Let x0 of type ι be given.
Apply unknownprop_b257b354d80b58d9a8444b167a21f47b4aabc910dc3698404491d5ef01e18cf3 with
∃ x1 . and (In x1 x0) (x0 = ordsucc x1),
or (∀ x1 . In x1 x0 ⟶ In (ordsucc x1) x0) (∃ x1 . and (In x1 x0) (x0 = ordsucc x1)) leaving 2 subgoals.
Apply unknownprop_c29620ea10188dd8ed7659bc2875dc8e08f16ffd29713f8ee3146f02f9828ceb with
∀ x1 . In x1 x0 ⟶ In (ordsucc x1) x0,
∃ x1 . and (In x1 x0) (x0 = ordsucc x1).
The subproof is completed by applying H1.

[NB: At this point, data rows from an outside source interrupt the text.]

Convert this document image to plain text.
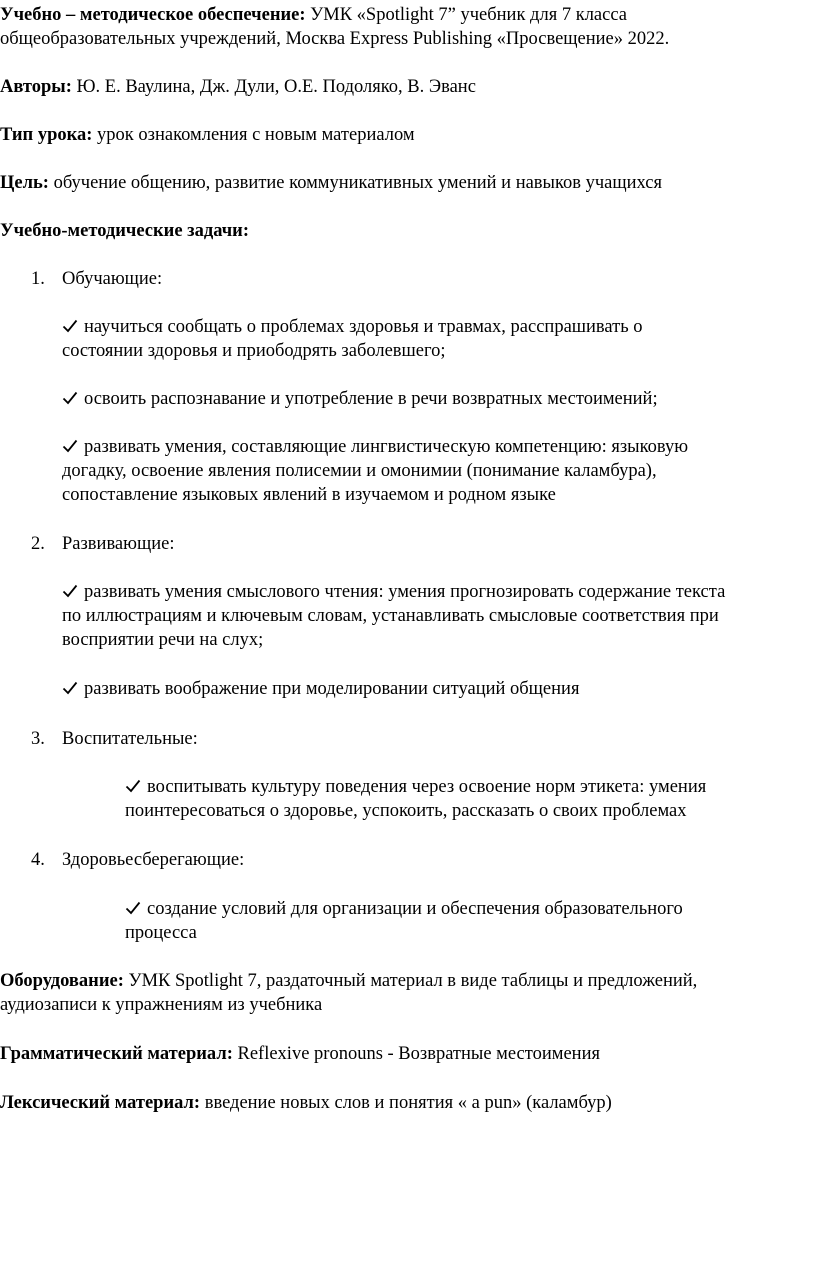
Учебно – методическое обеспечение: УМК «Spotlight 7” учебник для 7 класса
общеобразовательных учреждений, Москва Express Publishing «Просвещение» 2022.
Авторы: Ю. Е. Ваулина, Дж. Дули, О.Е. Подоляко, В. Эванс
Тип урока: урок ознакомления с новым материалом
Цель: обучение общению, развитие коммуникативных умений и навыков учащихся
Учебно-методические задачи:
1. Обучающие:
научиться сообщать о проблемах здоровья и травмах, расспрашивать о
состоянии здоровья и приободрять заболевшего;
освоить распознавание и употребление в речи возвратных местоимений;
развивать умения, составляющие лингвистическую компетенцию: языковую
догадку, освоение явления полисемии и омонимии (понимание каламбура),
сопоставление языковых явлений в изучаемом и родном языке
2. Развивающие:
развивать умения смыслового чтения: умения прогнозировать содержание текста
по иллюстрациям и ключевым словам, устанавливать смысловые соответствия при
восприятии речи на слух;
развивать воображение при моделировании ситуаций общения
3. Воспитательные:
воспитывать культуру поведения через освоение норм этикета: умения
поинтересоваться о здоровье, успокоить, рассказать о своих проблемах
4. Здоровьесберегающие:
создание условий для организации и обеспечения образовательного
процесса
Оборудование: УМК Spotlight 7, раздаточный материал в виде таблицы и предложений,
аудиозаписи к упражнениям из учебника
Грамматический материал: Reflexive pronouns - Возвратные местоимения
Лексический материал: введение новых слов и понятия « a pun» (каламбур)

Apply unknownprop_7c688f24c3595bc4b513e911d7f551c8ccfedc804a6c15c02d25d01a2996aec6 with
∀ x1 . In x1 x0 ⟶ In (ordsucc x1) x0,
∃ x1 . and (In x1 x0) (x0 = ordsucc x1).
Let x1 of type ι be given.
Apply unknownprop_eb8e8f72a91f1b934993d4cb19c84c8270f73a3626f3022b683d960a7fef89cb with
In (ordsucc x1) x0,
x0 = ordsucc x1,
In (ordsucc x1) x0 leaving 3 subgoals.
Apply unknownprop_2539815e221739e5ed231d021c9e8622ca0ca73d6737f4a44b47896fd145c3c2 with
x0,
x1 leaving 2 subgoals.
The subproof is completed by applying H0.
The subproof is completed by applying H2.
The subproof is completed by applying H3.
Apply FalseE with
In (ordsucc x1) x0.
Apply notE with
∃ x2 . and (In x2 x0) (x0 = ordsucc x2) leaving 2 subgoals.
The subproof is completed by applying H1.
Let x2 of type ο be given.
Apply H4 with
x1.
Apply unknownprop_389e2fb1855352fcc964ea44fe6723d7a1c2d512f04685300e3e97621725b977 with
In x1 x0,
x0 = ordsucc x1 leaving 2 subgoals.
The subproof is completed by applying H2.
The subproof is completed by applying H3.